The groundbreaking art dealer Martha Jackson, herself a painter, would champion the causes of many artists she admired, including John Hultberg. In 1961 they would travel together to Monhegan Island. He was immediately taken by the place reminiscent of where he grew up in the San Francisco Bay area. She assisted him in acquiring a home where he would spend much of the next 40 years, greatly influencing his oeuvre. His works are in 140 international institutions, including Albright-Knox Art Gallery, Buffalo, NY; Carnegie Institute Museum of Art, Pittsburg, PA; The Metropolitan Museum of Art, New York; The Museum of Modern Art, New York; Museo Tamayo, Mexico; Smithsonian Institution, Washington, D.C.; The Solomon R. Guggenheim Museum, New York; Stedelijk Van Abbe Museum, Eindhoven, Holland, Whitney Museum of American Art, New York, and many others.
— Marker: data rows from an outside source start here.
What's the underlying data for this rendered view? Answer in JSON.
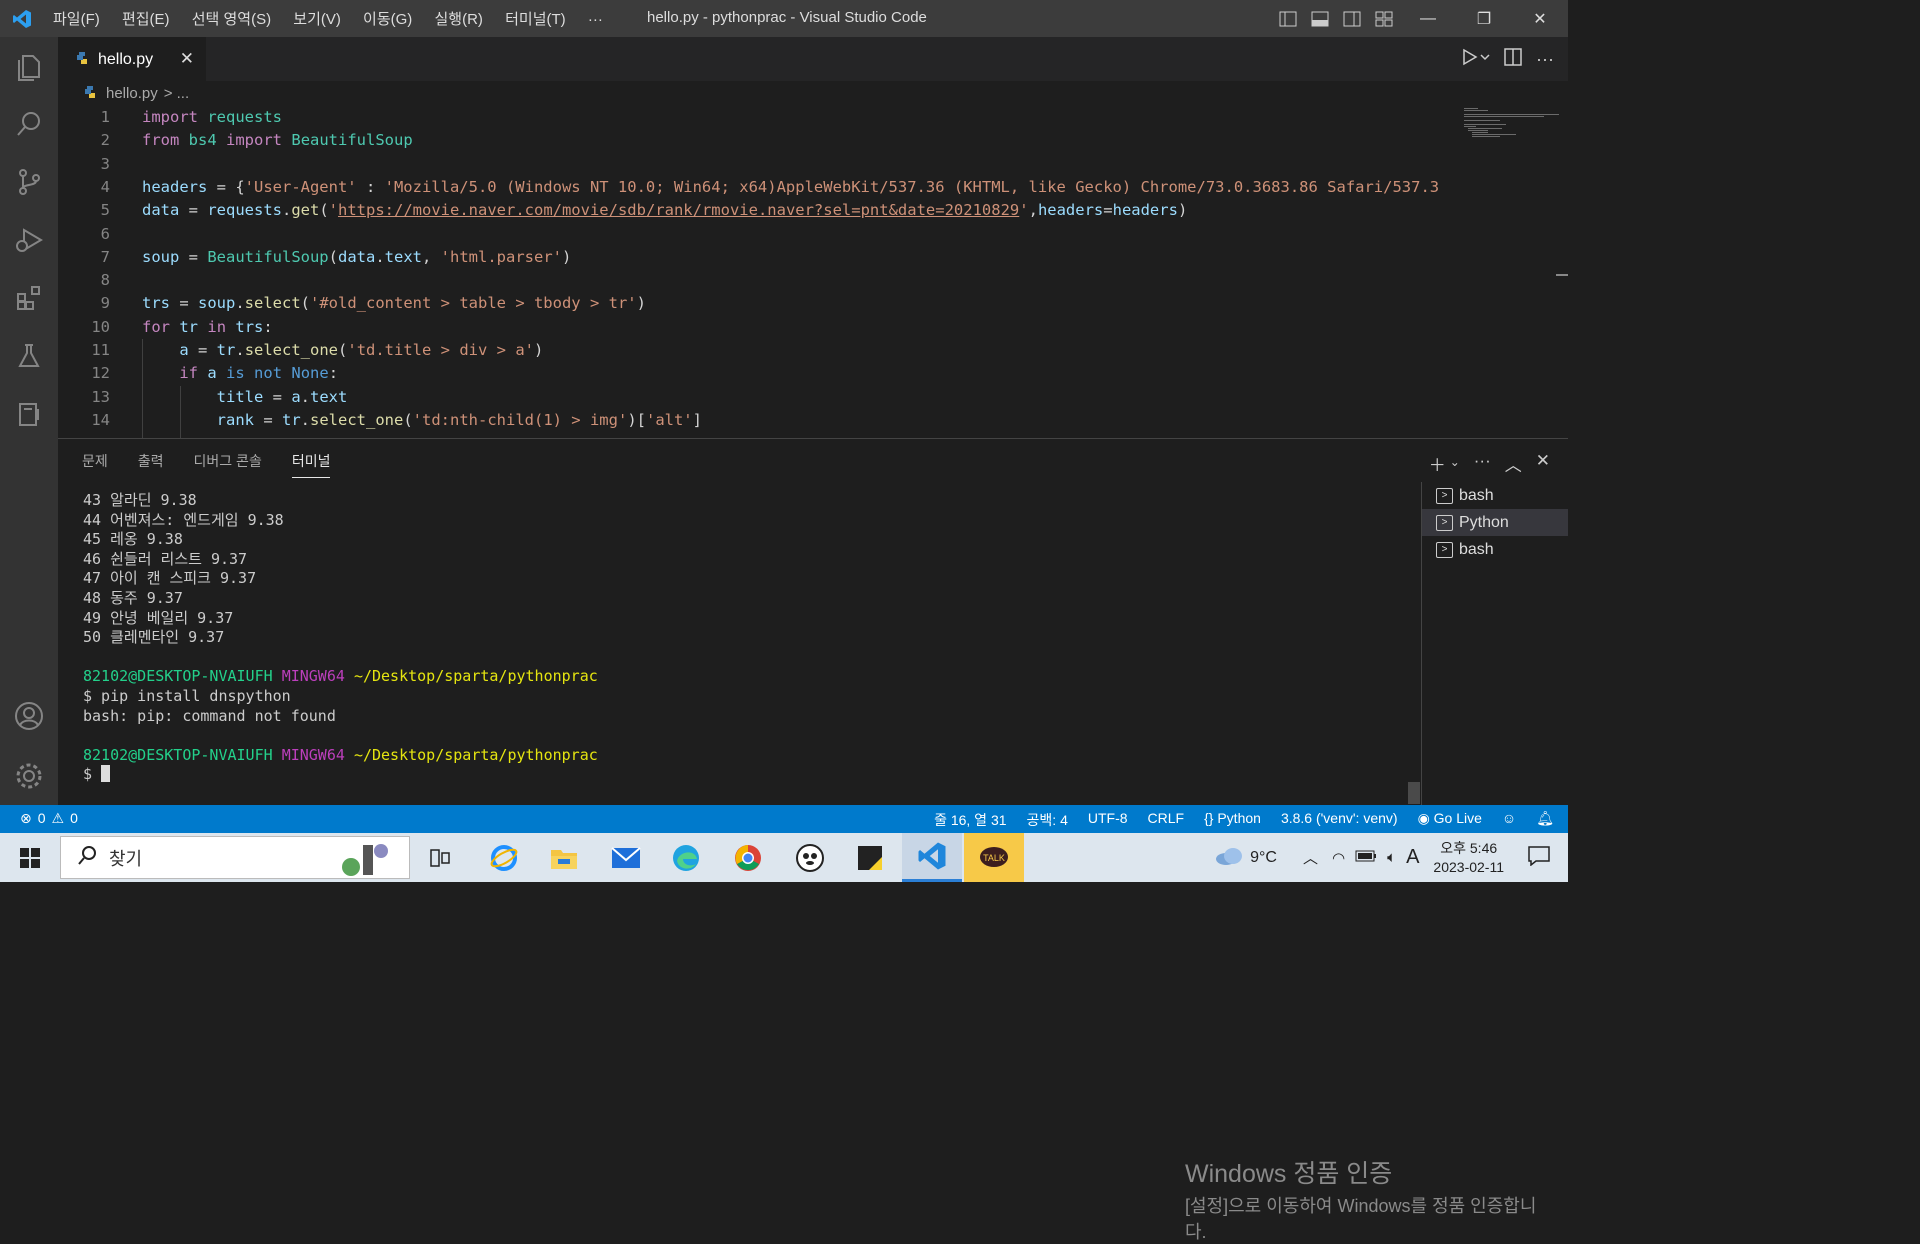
{
  "titlebar": {
    "menus": [
      "파일(F)",
      "편집(E)",
      "선택 영역(S)",
      "보기(V)",
      "이동(G)",
      "실행(R)",
      "터미널(T)",
      "···"
    ],
    "title": "hello.py - pythonprac - Visual Studio Code"
  },
  "tab": {
    "filename": "hello.py",
    "close": "✕"
  },
  "breadcrumb": {
    "file": "hello.py",
    "rest": "> ..."
  },
  "editor": {
    "line_numbers": [
      "1",
      "2",
      "3",
      "4",
      "5",
      "6",
      "7",
      "8",
      "9",
      "10",
      "11",
      "12",
      "13",
      "14"
    ],
    "lines": [
      "import requests",
      "from bs4 import BeautifulSoup",
      "",
      "headers = {'User-Agent' : 'Mozilla/5.0 (Windows NT 10.0; Win64; x64)AppleWebKit/537.36 (KHTML, like Gecko) Chrome/73.0.3683.86 Safari/537.3",
      "data = requests.get('https://movie.naver.com/movie/sdb/rank/rmovie.naver?sel=pnt&date=20210829',headers=headers)",
      "",
      "soup = BeautifulSoup(data.text, 'html.parser')",
      "",
      "trs = soup.select('#old_content > table > tbody > tr')",
      "for tr in trs:",
      "    a = tr.select_one('td.title > div > a')",
      "    if a is not None:",
      "        title = a.text",
      "        rank = tr.select_one('td:nth-child(1) > img')['alt']"
    ]
  },
  "panel": {
    "tabs": [
      "문제",
      "출력",
      "디버그 콘솔",
      "터미널"
    ],
    "active_tab": "터미널"
  },
  "terminal": {
    "lines": [
      "43 알라딘 9.38",
      "44 어벤져스: 엔드게임 9.38",
      "45 레옹 9.38",
      "46 쉰들러 리스트 9.37",
      "47 아이 캔 스피크 9.37",
      "48 동주 9.37",
      "49 안녕 베일리 9.37",
      "50 클레멘타인 9.37"
    ],
    "prompt_user": "82102@DESKTOP-NVAIUFH",
    "prompt_env": "MINGW64",
    "prompt_path": "~/Desktop/sparta/pythonprac",
    "command": "$ pip install dnspython",
    "error": "bash: pip: command not found",
    "cursor_prompt": "$ "
  },
  "terminal_list": [
    "bash",
    "Python",
    "bash"
  ],
  "selected_terminal": "Python",
  "watermark": {
    "title": "Windows 정품 인증",
    "line1": "[설정]으로 이동하여 Windows를 정품 인증합니",
    "line2": "다."
  },
  "statusbar": {
    "errors": "0",
    "warnings": "0",
    "position": "줄 16, 열 31",
    "spaces": "공백: 4",
    "encoding": "UTF-8",
    "eol": "CRLF",
    "language": "Python",
    "interpreter": "3.8.6 ('venv': venv)",
    "golive": "Go Live"
  },
  "taskbar": {
    "search_placeholder": "찾기",
    "temperature": "9°C",
    "time": "오후 5:46",
    "date": "2023-02-11",
    "ime": "A"
  },
  "colors": {
    "accent": "#007acc",
    "activity": "#333333",
    "editor_bg": "#1e1e1e"
  }
}
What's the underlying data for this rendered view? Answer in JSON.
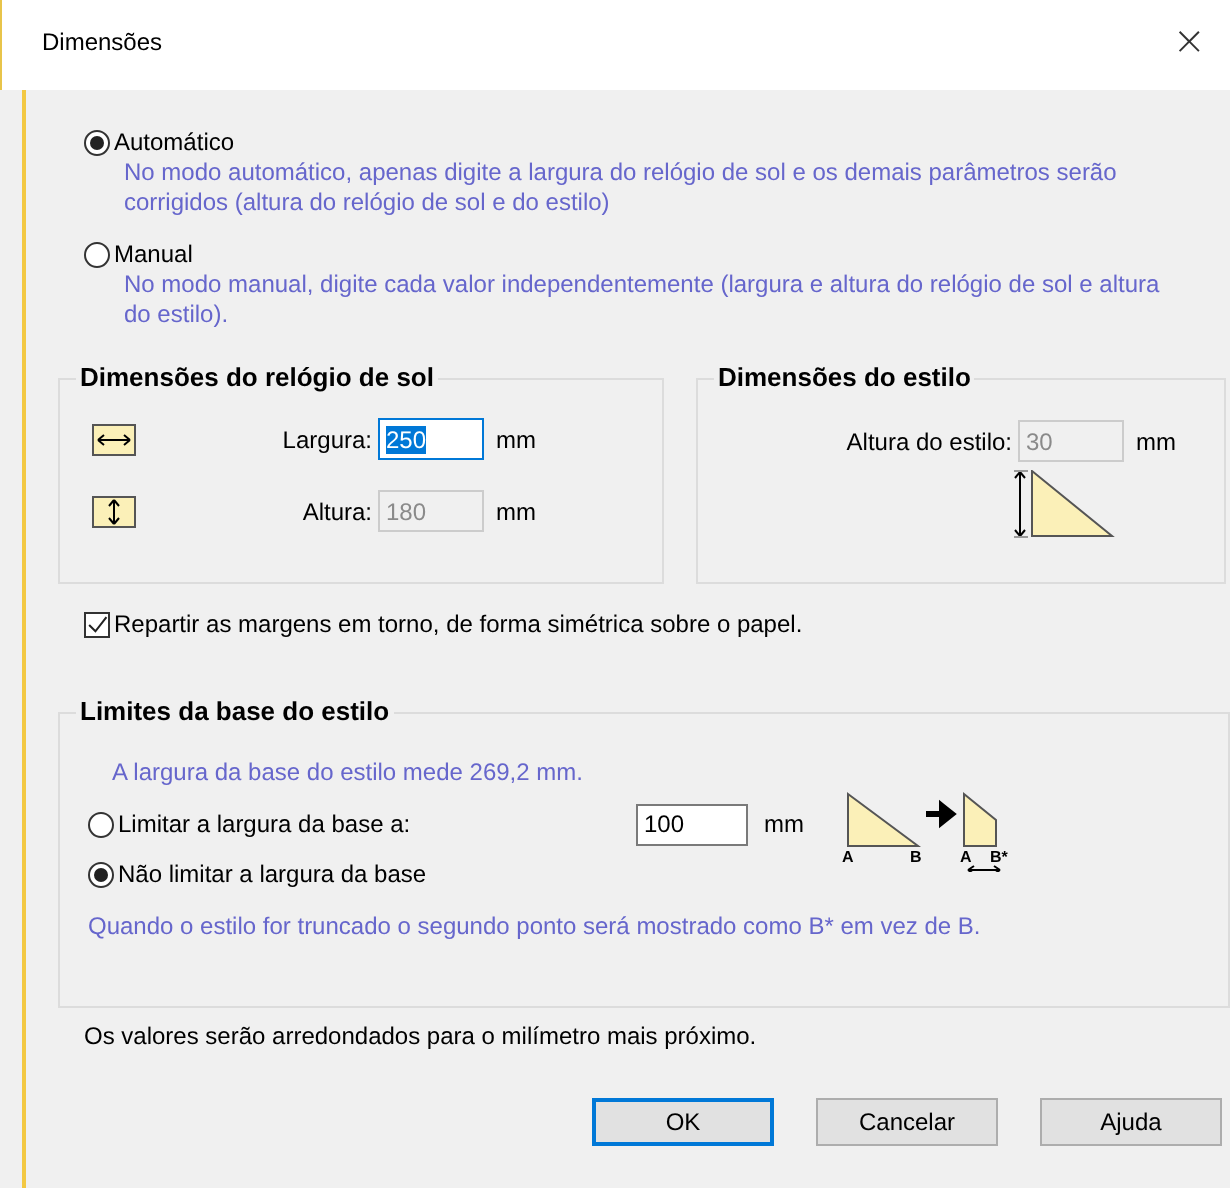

Hultberg should be reevaluated.

Hultberg is not easily placed within the timeline or visual familiarity of postwar styles and approaches to advanced painting. His work is abstracted yet representational vistas and interiors suggest an almost cinematic or ‘graphic novel’ look. These ‘mindscapes’ hint at surrealist symbolist and metaphysical painting, saying of himself, “I am a painter of the in-between’. His subjective, interiorized images evince an immediacy of expression attenuated by time and memory becoming metaphors for a personal vision.

Lynne Drexler would marry Hultberg and together they would spend summers on the island. Drexler was inspired by the island’s beauty, its community of artists, as well as her appreciation for colorists, notably Cézanne and Matisse. Her work has recently seen a surge in popularity.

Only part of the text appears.